An equally authoritative multivolume British analysis of the pandemic agreed with the AMA: “The disease was probably carried from the United States to Europe.”1622 A Nobel Laureate who spent most of his research career studying influenza also concluded that the available evidence was “strongly suggestive” that the virus started in the United States and spread with “the arrival of American troops in France.”1623
Over the summer of 1918, the virus mutated into a killer.1624 Just as low-grade influenza viruses may infect free-range fowl, so too may they infect free-range Frenchmen. The highly unnatural wartime conditions may have allowed the virus to achieve its full lethal potential. The critical component, Ewald argues, “is something that chicken farms have in common with the Western Front: large numbers of hosts packed so closely that even immobilized hosts can transmit the virus to susceptibles.”1625 Once the ability of the virus to spread no longer depends on the host feeling well enough to move around in order to infect others, there may be little Darwinian limit to how fierce the virus can get.1626
In the wild, if a bird gets too sick, too fast, the virus isn’t going anywhere. Stick a sick chicken in a broiler shed, though, or a sick soldier in a troop transport, and the uninfected can no longer escape their sick companion. The key to the evolution of virulence may be the packing together of the infected with the uninfected, beak-to-beak or shoulder-to-shoulder.1627 Ewald is uncompromising on this point:
[W]e will continue to get severe influenza epidemics in chicken farms so long as the conditions in chicken farms, like the conditions at the Western Front, allow transmission from immobile chickens.
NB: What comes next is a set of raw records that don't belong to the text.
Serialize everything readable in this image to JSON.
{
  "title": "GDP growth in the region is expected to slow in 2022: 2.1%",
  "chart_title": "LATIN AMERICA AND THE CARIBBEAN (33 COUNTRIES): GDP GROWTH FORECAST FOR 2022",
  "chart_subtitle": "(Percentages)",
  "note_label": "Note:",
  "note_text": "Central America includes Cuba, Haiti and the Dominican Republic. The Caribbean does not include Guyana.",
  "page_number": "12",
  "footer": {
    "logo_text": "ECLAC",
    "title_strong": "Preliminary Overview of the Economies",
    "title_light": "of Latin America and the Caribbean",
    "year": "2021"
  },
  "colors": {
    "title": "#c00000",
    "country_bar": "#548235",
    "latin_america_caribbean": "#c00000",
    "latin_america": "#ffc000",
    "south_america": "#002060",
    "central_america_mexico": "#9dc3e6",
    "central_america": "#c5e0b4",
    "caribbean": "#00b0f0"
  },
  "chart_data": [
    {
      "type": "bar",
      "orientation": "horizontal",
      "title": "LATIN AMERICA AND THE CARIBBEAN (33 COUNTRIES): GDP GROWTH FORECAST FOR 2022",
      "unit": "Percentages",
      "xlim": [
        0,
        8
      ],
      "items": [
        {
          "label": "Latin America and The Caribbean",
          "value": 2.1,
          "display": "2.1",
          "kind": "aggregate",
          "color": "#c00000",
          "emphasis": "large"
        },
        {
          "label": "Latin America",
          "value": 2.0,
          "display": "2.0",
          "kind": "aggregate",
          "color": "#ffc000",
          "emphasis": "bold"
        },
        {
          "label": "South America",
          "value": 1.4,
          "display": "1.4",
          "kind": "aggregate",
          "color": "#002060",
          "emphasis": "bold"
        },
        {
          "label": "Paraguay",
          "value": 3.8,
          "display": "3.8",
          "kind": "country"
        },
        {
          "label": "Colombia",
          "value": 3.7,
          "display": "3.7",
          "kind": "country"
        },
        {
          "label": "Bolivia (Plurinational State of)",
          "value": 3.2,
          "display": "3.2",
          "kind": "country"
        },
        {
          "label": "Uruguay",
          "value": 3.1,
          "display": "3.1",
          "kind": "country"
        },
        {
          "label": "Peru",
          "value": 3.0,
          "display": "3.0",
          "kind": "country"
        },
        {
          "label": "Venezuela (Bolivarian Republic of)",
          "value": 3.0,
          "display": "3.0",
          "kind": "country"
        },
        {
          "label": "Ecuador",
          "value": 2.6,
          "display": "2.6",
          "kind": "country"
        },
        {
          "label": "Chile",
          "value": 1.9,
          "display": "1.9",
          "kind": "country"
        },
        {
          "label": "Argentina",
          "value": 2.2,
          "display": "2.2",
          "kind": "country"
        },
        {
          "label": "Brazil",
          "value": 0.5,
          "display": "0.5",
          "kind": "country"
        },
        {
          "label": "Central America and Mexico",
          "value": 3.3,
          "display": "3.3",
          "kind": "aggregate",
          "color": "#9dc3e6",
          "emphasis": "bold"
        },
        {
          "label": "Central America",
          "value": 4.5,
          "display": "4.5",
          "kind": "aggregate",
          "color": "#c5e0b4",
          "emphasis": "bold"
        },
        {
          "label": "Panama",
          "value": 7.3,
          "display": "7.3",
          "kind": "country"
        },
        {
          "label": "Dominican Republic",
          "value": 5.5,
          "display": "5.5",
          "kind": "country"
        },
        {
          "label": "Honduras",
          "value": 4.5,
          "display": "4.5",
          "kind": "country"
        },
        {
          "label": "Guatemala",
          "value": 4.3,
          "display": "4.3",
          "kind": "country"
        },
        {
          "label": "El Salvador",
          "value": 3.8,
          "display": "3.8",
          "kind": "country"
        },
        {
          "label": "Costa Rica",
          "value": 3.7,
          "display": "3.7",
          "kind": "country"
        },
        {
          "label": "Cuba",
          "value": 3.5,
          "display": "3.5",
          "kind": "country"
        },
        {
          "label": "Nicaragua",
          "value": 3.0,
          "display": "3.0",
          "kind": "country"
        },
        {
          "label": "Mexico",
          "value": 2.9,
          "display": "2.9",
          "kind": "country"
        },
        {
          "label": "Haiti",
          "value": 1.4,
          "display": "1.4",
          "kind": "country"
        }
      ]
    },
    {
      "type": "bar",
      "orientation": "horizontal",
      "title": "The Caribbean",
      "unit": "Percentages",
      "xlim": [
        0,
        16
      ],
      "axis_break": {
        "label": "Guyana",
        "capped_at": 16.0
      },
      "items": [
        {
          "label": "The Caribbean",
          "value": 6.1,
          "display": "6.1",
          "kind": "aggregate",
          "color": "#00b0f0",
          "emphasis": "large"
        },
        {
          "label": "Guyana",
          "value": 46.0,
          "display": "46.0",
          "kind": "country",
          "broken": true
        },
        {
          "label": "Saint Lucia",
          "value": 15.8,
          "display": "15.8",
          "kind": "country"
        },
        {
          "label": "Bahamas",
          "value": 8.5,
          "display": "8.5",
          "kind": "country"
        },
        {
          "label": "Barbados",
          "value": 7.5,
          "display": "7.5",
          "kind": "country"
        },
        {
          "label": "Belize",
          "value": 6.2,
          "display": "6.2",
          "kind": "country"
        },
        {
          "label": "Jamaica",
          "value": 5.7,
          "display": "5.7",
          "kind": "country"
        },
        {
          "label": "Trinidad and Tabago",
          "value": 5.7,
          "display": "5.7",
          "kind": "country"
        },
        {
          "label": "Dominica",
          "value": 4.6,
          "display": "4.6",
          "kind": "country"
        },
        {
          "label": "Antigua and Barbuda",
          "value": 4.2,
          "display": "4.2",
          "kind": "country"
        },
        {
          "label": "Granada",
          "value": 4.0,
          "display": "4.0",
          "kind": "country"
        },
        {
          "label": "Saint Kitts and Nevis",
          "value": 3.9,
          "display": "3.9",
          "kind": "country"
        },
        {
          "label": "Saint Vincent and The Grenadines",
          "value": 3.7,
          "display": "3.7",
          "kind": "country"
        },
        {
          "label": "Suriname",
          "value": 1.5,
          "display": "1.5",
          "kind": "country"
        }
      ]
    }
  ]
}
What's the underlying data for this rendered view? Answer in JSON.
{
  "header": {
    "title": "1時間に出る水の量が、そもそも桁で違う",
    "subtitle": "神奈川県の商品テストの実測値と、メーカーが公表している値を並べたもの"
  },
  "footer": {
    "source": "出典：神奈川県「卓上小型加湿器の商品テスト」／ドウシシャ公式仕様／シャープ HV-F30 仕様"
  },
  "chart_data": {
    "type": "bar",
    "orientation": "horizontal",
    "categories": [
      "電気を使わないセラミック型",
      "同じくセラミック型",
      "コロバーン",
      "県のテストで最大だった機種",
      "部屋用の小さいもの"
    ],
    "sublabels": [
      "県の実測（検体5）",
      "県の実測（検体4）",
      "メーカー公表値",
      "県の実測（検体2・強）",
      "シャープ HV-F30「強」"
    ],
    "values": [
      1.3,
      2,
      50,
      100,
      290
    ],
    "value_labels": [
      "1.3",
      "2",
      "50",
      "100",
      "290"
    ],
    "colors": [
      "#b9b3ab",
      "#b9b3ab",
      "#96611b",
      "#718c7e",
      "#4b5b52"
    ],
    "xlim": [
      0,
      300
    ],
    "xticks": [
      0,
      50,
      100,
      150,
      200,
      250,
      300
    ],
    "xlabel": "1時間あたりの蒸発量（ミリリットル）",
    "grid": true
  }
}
This prediction has been confirmed by the lethal outbreaks of H5N1 in Asia and H5N2 in Mexico. Anyone who dismisses this analysis as speculation does not understand how the scientific process works or what scientific theory actually is, at least with regard to evolutionary biology.1628
The author of Fever of War emphasizes the uniqueness of the conditions that led to the pandemic. “The 1918 flu epidemic most likely will not happen again,” she said, “because we won’t construct the Western Front again.”1629 She fails to take into account that the same stress, filth, and crowding of trench warfare exists in nearly every industrial egg farm and chicken facility the world over. Even Ewald, though convinced that the overcrowding of intensive poultry production made H5N1 into the killer it is today,1630 seemingly fails to recognize the newfound genetic similarities between chickens and humans that make viral evolution in the egg farm and the broiler house a sobering concern for us all.1631 The idiosyncratic likeness between the viral binding capacity to both chicken and human respiratory linings may allow chickens to stand in as our surrogates for the evolution of human transmissibility. Though millions fought along the Western Front, we keep birds in the trenches by the billions.